Ja, die Natur, wir dürfen in ihr leben und sie muss mit uns leben. Bei den meisten Menschen hat sich das Verhältnis zur Natur geändert, seit das Bewusstsein um die Bedrohung gestiegen ist. Sieht man eine Eisscholle, denkt man schon fast automatisch an die Bedrohung des Lebensraums von Eisbären, auch wenn gar keiner auf dem Bild ist. Andererseits ist gerade in diesen Tagen zum Thema geworden, wie sehr umgekehrt auch die Natur als Bedrohung wahrgenommen werden kann oder gar real ist. Sei es ein Hurrikan, der die Welt und natürlich die Betroffenen in Atem hält, sei es ein Erdrutsch, der in der Schweiz mehrere Menschenleben kostete, und Österreich kann ohnehin auf eine Anzahl von Naturkatastrophen zurückblicken.
Der Geologe und Chemiker Paul Crutzen hat 2002 einen neuen Begriff eingeführt, Anthropozän, im Hinblick darauf, dass dieses Zeitalter des Menschen, dessen Eingriffe und Veränderungen auf der Welt künftig in geologischen Schichten nachweisbar sein wird. Beim steirischen Erzberg des Mathias Kessler ist des Menschen Wirken ohnehin sichtbar. Beim Klima ist es schon schwerer für manche Leute, den Einfluss des Menschen zu begreifen. Und wenn auf einem Video, das der Künstler Ralo Mayer bei seiner multimedialen Installation laufen lässt, die bekannten Gesichter von Donald Trump oder Steve Bannon auftauchen, erschrickt man fast.

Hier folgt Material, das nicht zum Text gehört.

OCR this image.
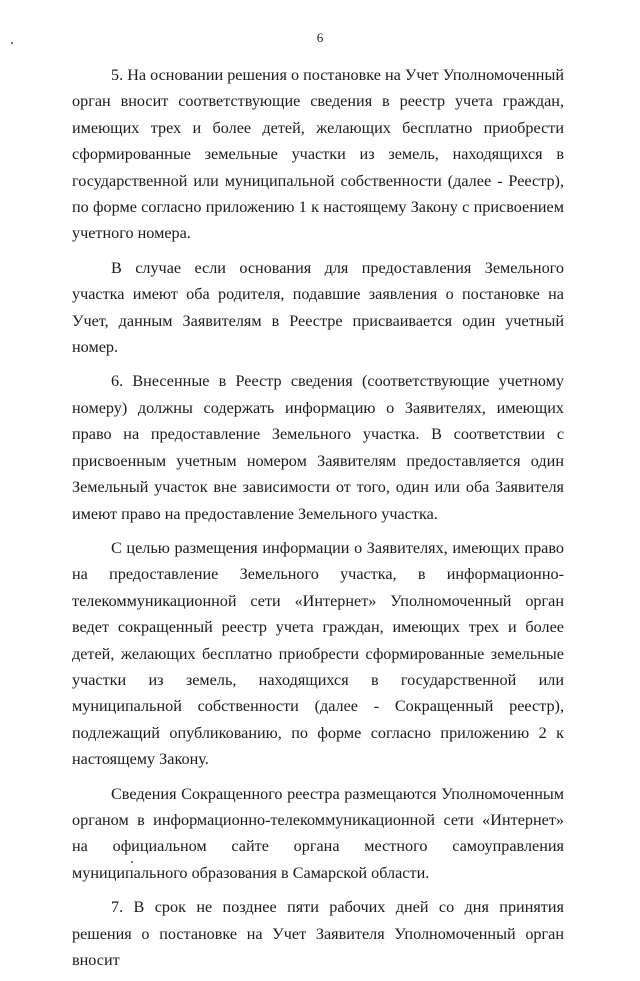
6

5. На основании решения о постановке на Учет Уполномоченный орган вносит соответствующие сведения в реестр учета граждан, имеющих трех и более детей, желающих бесплатно приобрести сформированные земельные участки из земель, находящихся в государственной или муниципальной собственности (далее - Реестр), по форме согласно приложению 1 к настоящему Закону с присвоением учетного номера.

В случае если основания для предоставления Земельного участка имеют оба родителя, подавшие заявления о постановке на Учет, данным Заявителям в Реестре присваивается один учетный номер.

6. Внесенные в Реестр сведения (соответствующие учетному номеру) должны содержать информацию о Заявителях, имеющих право на предоставление Земельного участка. В соответствии с присвоенным учетным номером Заявителям предоставляется один Земельный участок вне зависимости от того, один или оба Заявителя имеют право на предоставление Земельного участка.

С целью размещения информации о Заявителях, имеющих право на предоставление Земельного участка, в информационно-телекоммуникационной сети «Интернет» Уполномоченный орган ведет сокращенный реестр учета граждан, имеющих трех и более детей, желающих бесплатно приобрести сформированные земельные участки из земель, находящихся в государственной или муниципальной собственности (далее - Сокращенный реестр), подлежащий опубликованию, по форме согласно приложению 2 к настоящему Закону.

Сведения Сокращенного реестра размещаются Уполномоченным органом в информационно-телекоммуникационной сети «Интернет» на официальном сайте органа местного самоуправления муниципального образования в Самарской области.

7. В срок не позднее пяти рабочих дней со дня принятия решения о постановке на Учет Заявителя Уполномоченный орган вносит
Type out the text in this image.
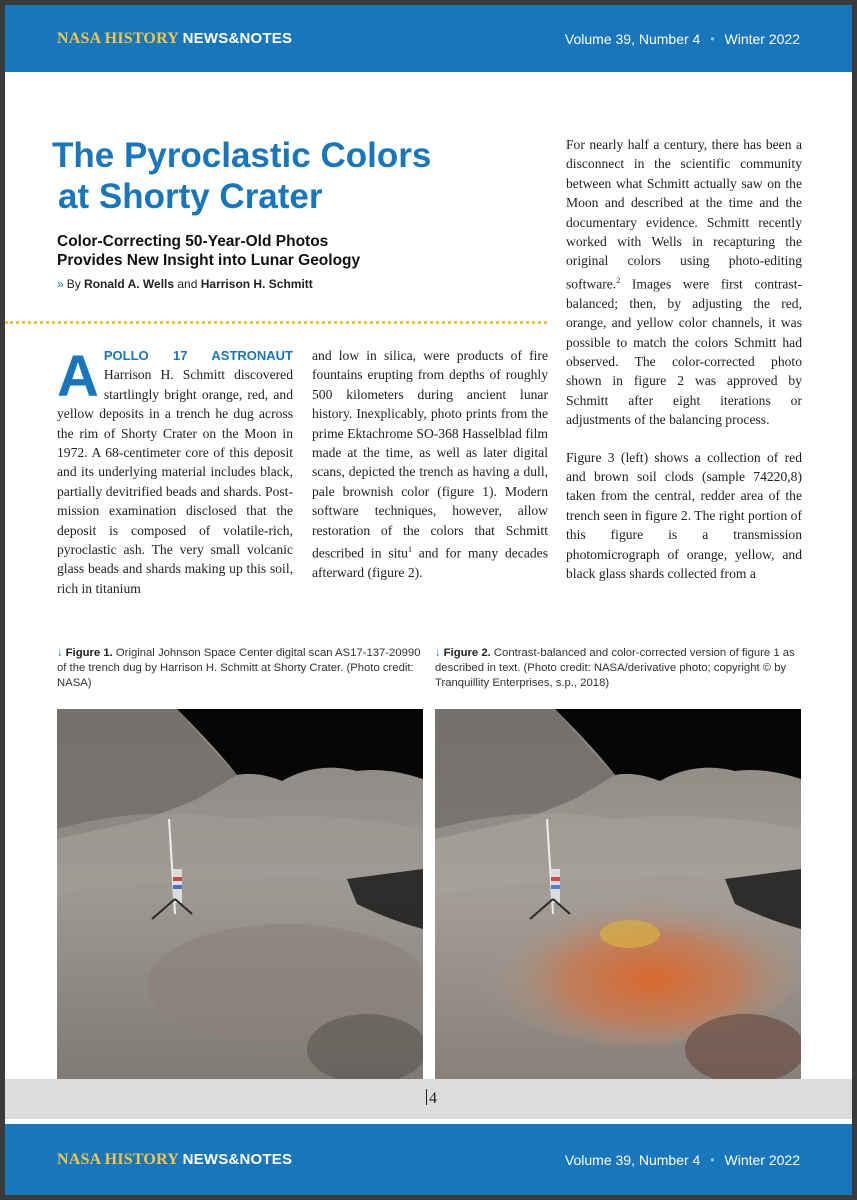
NASA HISTORY NEWS&NOTES	Volume 39, Number 4 • Winter 2022
The Pyroclastic Colors
at Shorty Crater
Color-Correcting 50-Year-Old Photos
Provides New Insight into Lunar Geology
» By Ronald A. Wells and Harrison H. Schmitt

APOLLO 17 ASTRONAUT Harrison H. Schmitt discovered startlingly bright orange, red, and yellow deposits in a trench he dug across the rim of Shorty Crater on the Moon in 1972. A 68-centimeter core of this deposit and its underlying material includes black, partially devitrified beads and shards. Post-mission examination disclosed that the deposit is composed of volatile-rich, pyroclastic ash. The very small volcanic glass beads and shards making up this soil, rich in titanium

and low in silica, were products of fire fountains erupting from depths of roughly 500 kilometers during ancient lunar history. Inexplicably, photo prints from the prime Ektachrome SO-368 Hasselblad film made at the time, as well as later digital scans, depicted the trench as having a dull, pale brownish color (figure 1). Modern software techniques, however, allow restoration of the colors that Schmitt described in situ$^1$ and for many decades afterward (figure 2).

For nearly half a century, there has been a disconnect in the scientific community between what Schmitt actually saw on the Moon and described at the time and the documentary evidence. Schmitt recently worked with Wells in recapturing the original colors using photo-editing software.$^2$ Images were first contrast-balanced; then, by adjusting the red, orange, and yellow color channels, it was possible to match the colors Schmitt had observed. The color-corrected photo shown in figure 2 was approved by Schmitt after eight iterations or adjustments of the balancing process.

Figure 3 (left) shows a collection of red and brown soil clods (sample 74220,8) taken from the central, redder area of the trench seen in figure 2. The right portion of this figure is a transmission photomicrograph of orange, yellow, and black glass shards collected from a

↓ Figure 1. Original Johnson Space Center digital scan AS17-137-20990 of the trench dug by Harrison H. Schmitt at Shorty Crater. (Photo credit: NASA)
↓ Figure 2. Contrast-balanced and color-corrected version of figure 1 as described in text. (Photo credit: NASA/derivative photo; copyright © by Tranquillity Enterprises, s.p., 2018)
4
NASA HISTORY NEWS&NOTES	Volume 39, Number 4 • Winter 2022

Eigentlich herrsche ja in der Gesellschaft weitgehend der Konsens, dass die Natur geschützt werden solle, sagt Bettina Leidl, die Direktorin des Kunsthauses. „Allen Erkenntnissen zum Trotz bleibt unsere Beziehung zur Natur wie unsere Wahrnehmung von Natur irritiert“, sagt wiederum die Kuratorin der Schau, Verena Kaspar-Eisert. Und auch jedes Bild in der Ausstellung ist zugleich eine Art kritischer Be-
„Die Melancholie ist beflügelt vom Wissen um die Endlichkeit.“Verena Kaspar-Eisert, Kuratorin
standsaufnahme, und sei es noch so idyllisch. Jennifer Colten hat in der Serie „Wasteland Ecology“Gegenden am Mississippi fotografiert, wo trotz der industriellen Vergiftung die Natur ihren Platz behauptet. Wie grün dagegen sind die Bilder von Claudia Märzendorfer. Die Österreicherin, eigentlich ausgebildete Bildhauerin, hat auf je einem einen Quadratmeter großen Foto mit verschiedenen Gräsern in fettem Grün eine enorme Form und Farbtonvielfalt zusammengefasst, außerdem darf man sich an einem Stapel ihrer Poster bedienen und das Gras mit nach Hause nehmen. Andere Größenverhältnisse hat Michael Höpfner vor Augen, der zu Fuß Landschaften in Tibet, Nepal, China, Nordindien und die libysche Sahara durchwanderte und zum Übernachten sein Zelt in der Ödnis aufbaute. Wie winzig ist doch dieses Zelt in den unendlichen Weiten.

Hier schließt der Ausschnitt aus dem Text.